A Comparison Between VPA and SAHA in AML Cells

In this issue, Barbetti et al. analyzed the activity of the histone deacetylase inhibitor SAHA on acute myeloid leukemia (AML) cells expressing AML1/ETO, and compared its effect to those of valproic acid (VPA). SAHA and VPA induced histone H3 and H4 acetylation, myeloid differentiation and massive early apoptosis. SAHA was more rapid and effective than VPA in increasing H3 and H4 acetylation in total cell lysates and more effective than VPA in inducing acetylation of H4K8, H4K12, H4K16 lysine residues. At the promoter of IL3, a transcriptionally-silenced target of AML1/ETO, SAHA was also more rapid than VPA in inducing total H4, H4K5, H4K8 and H3K27 acetylation, while VPA was more effective than SAHA at later times in inducing acetylation of total H4, H4K12, H4K16, as well as total H3. The authors argue that these differences might be exploited to design clinical trials specifically directed to AML subtypes characterized by constitutive HDAC activation.

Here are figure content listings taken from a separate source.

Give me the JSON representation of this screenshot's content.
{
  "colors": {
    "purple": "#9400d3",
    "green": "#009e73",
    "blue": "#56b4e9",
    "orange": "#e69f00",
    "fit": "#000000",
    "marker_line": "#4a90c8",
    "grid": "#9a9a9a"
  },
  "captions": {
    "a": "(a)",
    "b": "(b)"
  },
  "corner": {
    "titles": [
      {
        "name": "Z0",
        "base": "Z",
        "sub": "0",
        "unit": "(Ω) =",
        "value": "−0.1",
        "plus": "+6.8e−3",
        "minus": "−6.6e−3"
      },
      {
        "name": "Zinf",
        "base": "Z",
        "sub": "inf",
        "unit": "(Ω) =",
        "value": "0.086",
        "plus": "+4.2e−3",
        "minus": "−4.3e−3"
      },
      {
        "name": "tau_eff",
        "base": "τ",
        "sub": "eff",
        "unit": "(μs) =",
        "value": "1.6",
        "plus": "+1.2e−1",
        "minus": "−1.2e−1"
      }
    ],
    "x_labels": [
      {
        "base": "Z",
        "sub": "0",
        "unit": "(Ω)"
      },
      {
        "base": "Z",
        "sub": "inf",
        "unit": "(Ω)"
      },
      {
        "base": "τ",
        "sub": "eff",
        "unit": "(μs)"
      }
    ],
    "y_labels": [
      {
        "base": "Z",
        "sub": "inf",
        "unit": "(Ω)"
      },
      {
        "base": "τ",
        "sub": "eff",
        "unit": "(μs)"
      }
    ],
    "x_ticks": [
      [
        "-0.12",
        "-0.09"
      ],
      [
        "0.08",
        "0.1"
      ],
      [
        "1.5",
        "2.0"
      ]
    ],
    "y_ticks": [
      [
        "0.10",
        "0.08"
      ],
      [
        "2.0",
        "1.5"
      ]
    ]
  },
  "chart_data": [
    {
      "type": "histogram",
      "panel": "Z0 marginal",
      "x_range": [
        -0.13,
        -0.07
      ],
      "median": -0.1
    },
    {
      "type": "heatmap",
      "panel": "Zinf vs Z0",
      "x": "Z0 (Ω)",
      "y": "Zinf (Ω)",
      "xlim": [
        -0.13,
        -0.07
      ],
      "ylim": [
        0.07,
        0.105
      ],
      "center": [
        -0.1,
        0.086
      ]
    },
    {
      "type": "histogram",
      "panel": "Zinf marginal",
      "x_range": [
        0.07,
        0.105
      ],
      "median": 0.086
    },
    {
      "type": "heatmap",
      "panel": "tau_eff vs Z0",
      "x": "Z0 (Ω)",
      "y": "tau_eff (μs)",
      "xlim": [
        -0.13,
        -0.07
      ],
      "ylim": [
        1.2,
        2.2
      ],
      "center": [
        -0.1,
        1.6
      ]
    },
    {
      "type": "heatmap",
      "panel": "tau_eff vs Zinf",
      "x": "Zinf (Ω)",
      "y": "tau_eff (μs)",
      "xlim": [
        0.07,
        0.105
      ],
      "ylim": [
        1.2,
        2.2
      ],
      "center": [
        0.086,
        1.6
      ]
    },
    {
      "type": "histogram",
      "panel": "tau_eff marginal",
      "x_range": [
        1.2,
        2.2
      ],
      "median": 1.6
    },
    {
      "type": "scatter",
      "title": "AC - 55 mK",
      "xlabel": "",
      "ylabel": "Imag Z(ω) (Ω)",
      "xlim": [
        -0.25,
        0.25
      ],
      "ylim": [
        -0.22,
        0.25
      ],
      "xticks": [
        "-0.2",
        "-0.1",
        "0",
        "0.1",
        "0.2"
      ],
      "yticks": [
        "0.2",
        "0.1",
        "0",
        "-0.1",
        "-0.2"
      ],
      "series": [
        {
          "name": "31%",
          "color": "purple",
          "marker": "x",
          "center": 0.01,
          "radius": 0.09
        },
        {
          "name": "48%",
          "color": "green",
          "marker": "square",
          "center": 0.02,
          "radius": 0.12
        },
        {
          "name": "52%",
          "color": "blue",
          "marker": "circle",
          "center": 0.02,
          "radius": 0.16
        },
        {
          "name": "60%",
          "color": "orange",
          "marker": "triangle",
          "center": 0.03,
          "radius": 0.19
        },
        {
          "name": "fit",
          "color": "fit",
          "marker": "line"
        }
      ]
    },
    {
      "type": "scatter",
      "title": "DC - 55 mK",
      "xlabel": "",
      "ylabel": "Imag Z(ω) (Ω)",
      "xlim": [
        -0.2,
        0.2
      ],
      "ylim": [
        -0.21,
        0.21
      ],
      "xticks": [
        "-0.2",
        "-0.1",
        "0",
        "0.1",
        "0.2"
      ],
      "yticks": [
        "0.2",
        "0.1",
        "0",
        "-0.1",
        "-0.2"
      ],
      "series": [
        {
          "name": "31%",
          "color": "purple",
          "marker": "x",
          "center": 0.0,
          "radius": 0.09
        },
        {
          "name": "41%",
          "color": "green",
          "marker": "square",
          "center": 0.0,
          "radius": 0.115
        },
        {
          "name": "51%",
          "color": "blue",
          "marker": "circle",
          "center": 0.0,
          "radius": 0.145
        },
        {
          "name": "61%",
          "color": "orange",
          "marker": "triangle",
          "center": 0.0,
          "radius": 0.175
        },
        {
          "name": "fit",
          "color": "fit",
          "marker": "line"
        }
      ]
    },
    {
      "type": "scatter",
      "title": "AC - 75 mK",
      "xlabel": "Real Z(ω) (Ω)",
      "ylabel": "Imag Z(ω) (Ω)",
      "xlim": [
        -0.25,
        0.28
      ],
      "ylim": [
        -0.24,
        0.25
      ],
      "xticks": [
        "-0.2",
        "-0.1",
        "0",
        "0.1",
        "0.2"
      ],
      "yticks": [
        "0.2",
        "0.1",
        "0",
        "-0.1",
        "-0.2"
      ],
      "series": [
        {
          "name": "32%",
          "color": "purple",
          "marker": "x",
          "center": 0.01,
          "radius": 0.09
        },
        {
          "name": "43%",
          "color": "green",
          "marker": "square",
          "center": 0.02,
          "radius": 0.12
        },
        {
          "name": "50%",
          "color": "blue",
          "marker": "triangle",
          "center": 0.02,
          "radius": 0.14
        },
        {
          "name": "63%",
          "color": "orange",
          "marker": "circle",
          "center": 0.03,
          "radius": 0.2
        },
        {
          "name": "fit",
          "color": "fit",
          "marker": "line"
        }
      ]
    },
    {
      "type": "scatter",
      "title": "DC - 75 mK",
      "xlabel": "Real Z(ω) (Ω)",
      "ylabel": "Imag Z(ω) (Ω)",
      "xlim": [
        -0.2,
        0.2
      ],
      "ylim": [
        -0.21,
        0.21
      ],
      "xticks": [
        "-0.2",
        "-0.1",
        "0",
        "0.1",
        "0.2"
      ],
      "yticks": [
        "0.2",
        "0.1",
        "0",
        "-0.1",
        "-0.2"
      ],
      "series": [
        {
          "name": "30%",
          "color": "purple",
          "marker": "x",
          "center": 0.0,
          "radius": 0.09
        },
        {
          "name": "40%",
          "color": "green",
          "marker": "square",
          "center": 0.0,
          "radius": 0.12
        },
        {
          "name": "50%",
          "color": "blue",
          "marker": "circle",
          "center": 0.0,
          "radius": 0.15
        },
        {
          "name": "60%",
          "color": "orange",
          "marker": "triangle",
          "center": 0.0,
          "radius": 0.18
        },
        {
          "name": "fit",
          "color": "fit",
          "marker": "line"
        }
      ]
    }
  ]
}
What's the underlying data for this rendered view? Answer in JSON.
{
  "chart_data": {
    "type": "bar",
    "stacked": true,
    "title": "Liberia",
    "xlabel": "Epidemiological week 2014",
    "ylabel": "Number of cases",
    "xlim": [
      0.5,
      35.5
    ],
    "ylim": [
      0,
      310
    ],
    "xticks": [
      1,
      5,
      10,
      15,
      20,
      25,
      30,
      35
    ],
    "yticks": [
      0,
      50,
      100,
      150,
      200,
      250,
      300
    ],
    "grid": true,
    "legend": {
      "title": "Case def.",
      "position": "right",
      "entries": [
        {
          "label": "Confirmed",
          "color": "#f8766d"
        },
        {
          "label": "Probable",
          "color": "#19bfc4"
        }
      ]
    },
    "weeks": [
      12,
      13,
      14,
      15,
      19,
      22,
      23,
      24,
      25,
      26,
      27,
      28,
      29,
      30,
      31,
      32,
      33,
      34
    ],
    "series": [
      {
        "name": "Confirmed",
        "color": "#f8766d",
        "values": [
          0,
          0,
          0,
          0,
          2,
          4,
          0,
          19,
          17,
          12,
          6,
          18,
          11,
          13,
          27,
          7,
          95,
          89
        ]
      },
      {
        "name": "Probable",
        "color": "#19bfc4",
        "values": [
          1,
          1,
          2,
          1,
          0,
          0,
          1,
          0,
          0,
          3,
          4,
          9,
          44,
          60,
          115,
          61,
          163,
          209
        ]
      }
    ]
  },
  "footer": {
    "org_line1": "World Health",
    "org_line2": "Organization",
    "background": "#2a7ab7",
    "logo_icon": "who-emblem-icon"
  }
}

miRNA Regulation by Methylation in Cervical Carcinogenesis

Deregulated expression of miRNAs has been observed in cervical carcinogenesis and appears only partly related to chromosomal changes. Wilting et al. have now investigated whether these miRNAs are subject to DNA methylation-mediated transcriptional repression in cervical carcinogenesis. The analysis of a cell line panel representing different stages of HPV-induced transformation revealed an increase in the methylation of hsa-miR-149, -203 and -375 with progression to malignancy, whereas expression of these miRNAs was restored upon treatment with a demethylating agent. Interestingly, increased hsa-miR-203 methylation was detectable in scrapes of women with high-grade CIN, indicating that methylated miRNAs may provide putative markers to assess the presence of precancerous lesions.